As far as the actual numbers, earnings for the quarter came in at $0.34, that’s the second best in our firm’s history. Net revenues came in at $624 million; almost 60% of those were driven by our assets. Pre-tax income came in at $328 million, pre-tax margins were 53%, net income $204 million, EBITDA about $370 million, ROE around 31% and our client assets are $309 billion which is a record for us.
However, to give you a little better clarity around that, if you take away the Fiserv assets, that number would be $288 billion. Relative to where we were a year ago, that number is down about 4%. Relative to an S&P that’s down 15%. Those numbers would be accurate through the end of the June quarter.
As part of those assets, assets are cash and money market funds, are about $50 billion, that’s about 16% of our overall client assets and that’s in line where we have generally been historical and our net new assets for the quarter are at $4 billion.
Now earnings per share growth we think for the quarter is certainly an example of the power of our overall operating leverage especially in the market environment that we are currently facing. From last year to this year, the $0.34 represents a 31% increase, in terms of where we are but through the first three quarters our cumulative earnings is $1.05. The number for all of 2007 was $1.06.
I think you can see the operating leverage probably most clearly when you look at the year-over-year change with regards to both revenue percent versus our expenses which are up about 3% and certainly our pre-tax margin as well has improved about six percentage points from where we were a year ago.
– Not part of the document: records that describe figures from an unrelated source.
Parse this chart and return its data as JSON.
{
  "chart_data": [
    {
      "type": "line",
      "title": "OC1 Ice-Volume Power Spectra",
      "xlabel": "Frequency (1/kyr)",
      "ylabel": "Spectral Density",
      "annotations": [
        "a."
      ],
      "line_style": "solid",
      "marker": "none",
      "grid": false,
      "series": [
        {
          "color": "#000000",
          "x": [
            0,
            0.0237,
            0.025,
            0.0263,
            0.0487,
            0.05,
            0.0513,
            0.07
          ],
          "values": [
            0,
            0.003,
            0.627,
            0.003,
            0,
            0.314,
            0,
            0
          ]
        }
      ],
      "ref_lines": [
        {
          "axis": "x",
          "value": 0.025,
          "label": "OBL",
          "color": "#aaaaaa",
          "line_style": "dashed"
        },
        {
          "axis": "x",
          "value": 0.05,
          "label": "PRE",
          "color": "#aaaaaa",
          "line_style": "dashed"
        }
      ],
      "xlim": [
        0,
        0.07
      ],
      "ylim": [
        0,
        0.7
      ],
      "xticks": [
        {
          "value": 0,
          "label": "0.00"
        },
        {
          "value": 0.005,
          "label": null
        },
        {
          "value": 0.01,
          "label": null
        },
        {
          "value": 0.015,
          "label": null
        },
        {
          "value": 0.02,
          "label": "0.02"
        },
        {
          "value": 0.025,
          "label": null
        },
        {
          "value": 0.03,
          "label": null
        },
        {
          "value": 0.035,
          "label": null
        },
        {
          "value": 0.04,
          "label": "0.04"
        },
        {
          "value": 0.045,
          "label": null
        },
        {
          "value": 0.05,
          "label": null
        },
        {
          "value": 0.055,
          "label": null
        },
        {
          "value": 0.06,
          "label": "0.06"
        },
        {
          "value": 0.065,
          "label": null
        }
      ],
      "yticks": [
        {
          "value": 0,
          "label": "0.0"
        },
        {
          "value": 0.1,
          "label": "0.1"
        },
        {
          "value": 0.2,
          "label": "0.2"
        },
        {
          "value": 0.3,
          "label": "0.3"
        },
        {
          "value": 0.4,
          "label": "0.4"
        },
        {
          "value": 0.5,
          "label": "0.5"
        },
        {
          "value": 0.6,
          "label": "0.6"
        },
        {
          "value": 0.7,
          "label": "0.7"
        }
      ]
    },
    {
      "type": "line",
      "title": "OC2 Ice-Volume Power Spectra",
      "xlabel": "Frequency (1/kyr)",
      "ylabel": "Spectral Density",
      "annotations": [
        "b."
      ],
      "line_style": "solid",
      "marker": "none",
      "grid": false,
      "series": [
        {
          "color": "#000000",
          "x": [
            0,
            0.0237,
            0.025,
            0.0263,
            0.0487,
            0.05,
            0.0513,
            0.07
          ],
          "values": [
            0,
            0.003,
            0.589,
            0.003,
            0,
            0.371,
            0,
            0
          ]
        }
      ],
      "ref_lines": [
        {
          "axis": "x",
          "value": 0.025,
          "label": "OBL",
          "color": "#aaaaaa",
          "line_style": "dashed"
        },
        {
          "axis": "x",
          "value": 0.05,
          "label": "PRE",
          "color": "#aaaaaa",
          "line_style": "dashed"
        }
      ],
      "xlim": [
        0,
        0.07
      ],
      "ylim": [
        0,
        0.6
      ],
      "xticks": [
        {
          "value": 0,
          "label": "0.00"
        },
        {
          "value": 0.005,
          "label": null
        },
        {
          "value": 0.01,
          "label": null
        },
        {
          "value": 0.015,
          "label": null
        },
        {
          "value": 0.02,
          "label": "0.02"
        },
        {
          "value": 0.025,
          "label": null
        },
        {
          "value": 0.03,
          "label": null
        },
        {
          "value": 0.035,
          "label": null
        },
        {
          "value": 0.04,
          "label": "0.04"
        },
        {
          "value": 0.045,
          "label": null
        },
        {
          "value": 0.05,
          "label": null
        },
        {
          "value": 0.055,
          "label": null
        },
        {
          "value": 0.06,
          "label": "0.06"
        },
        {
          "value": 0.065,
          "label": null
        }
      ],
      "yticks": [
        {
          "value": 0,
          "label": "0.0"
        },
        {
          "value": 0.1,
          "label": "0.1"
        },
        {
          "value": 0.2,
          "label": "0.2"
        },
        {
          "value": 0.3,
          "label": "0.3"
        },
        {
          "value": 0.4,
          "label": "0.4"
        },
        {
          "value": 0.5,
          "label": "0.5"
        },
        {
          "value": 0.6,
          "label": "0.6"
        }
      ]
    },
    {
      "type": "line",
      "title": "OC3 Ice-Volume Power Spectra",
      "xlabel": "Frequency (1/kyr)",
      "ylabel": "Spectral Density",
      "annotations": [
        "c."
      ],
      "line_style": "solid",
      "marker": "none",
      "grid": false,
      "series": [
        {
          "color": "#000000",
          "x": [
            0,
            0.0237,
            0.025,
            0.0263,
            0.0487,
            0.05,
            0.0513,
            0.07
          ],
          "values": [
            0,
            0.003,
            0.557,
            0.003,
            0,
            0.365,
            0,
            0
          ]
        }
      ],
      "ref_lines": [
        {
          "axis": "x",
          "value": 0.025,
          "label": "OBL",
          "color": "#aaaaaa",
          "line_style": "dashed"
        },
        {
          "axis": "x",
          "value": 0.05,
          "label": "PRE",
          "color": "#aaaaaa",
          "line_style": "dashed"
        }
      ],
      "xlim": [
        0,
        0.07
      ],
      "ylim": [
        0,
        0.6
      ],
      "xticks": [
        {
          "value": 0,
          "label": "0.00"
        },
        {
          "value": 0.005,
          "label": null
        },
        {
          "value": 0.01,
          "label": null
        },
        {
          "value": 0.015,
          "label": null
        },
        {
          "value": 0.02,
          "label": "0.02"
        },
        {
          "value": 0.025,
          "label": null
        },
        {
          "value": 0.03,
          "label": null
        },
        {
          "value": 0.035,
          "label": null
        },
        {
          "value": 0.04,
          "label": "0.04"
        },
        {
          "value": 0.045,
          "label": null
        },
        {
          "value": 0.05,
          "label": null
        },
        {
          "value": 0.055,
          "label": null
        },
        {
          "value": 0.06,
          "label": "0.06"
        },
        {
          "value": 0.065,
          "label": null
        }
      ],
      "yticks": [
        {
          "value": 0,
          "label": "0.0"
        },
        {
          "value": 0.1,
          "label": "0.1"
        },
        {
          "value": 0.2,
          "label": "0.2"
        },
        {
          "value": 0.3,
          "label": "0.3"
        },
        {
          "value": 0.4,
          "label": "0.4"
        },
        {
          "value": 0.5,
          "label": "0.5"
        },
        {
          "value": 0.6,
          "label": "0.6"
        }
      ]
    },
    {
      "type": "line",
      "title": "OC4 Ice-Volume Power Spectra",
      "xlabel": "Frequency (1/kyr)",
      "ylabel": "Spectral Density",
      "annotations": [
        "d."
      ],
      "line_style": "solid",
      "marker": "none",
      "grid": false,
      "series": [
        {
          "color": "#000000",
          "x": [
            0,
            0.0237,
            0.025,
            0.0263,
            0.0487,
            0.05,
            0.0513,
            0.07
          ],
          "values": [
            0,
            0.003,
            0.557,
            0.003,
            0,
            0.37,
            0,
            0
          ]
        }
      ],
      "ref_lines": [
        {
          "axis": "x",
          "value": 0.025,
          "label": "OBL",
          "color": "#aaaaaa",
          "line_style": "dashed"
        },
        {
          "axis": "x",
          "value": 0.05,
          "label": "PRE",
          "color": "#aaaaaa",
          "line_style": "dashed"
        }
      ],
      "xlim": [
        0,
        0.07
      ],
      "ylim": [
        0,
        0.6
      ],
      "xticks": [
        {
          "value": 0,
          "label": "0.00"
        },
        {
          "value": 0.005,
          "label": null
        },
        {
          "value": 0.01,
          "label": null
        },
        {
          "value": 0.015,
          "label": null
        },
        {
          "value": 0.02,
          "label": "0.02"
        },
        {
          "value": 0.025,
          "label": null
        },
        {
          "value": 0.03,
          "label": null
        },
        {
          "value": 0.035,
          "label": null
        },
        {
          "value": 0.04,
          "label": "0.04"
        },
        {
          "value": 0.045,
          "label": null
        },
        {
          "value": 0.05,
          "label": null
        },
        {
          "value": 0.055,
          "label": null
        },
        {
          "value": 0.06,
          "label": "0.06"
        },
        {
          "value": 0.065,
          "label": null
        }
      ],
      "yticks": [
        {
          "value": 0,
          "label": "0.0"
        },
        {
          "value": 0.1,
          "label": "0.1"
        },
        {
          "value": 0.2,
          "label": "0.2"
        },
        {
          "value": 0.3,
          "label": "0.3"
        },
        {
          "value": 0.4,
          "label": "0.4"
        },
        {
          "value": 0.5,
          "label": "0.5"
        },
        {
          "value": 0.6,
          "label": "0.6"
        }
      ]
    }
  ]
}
Now to take a closer look at our revenues, our revenues overall are up around 15% but we always break down for you what the drivers behind those, revenues that are driven by transactions came in at about $259 million, which is up 25%. And revenues that are driven by assets came in up about 9%.
The break down between revenues driven by assets versus transactions is about 60/40 and remember to put that in perspective a few years ago that same ratio would have been 30/70. Now with regards to trades per day, we continue to be the market leader with regards to trades. Year-over-year for the quarter we were up about 22% at a number for the quarter of almost 300,000 per day. Now if you take a look at where we are right now as far as July goes, through either yesterday or it was the day before yesterday, for July we’re averaging 321,000 trades a day.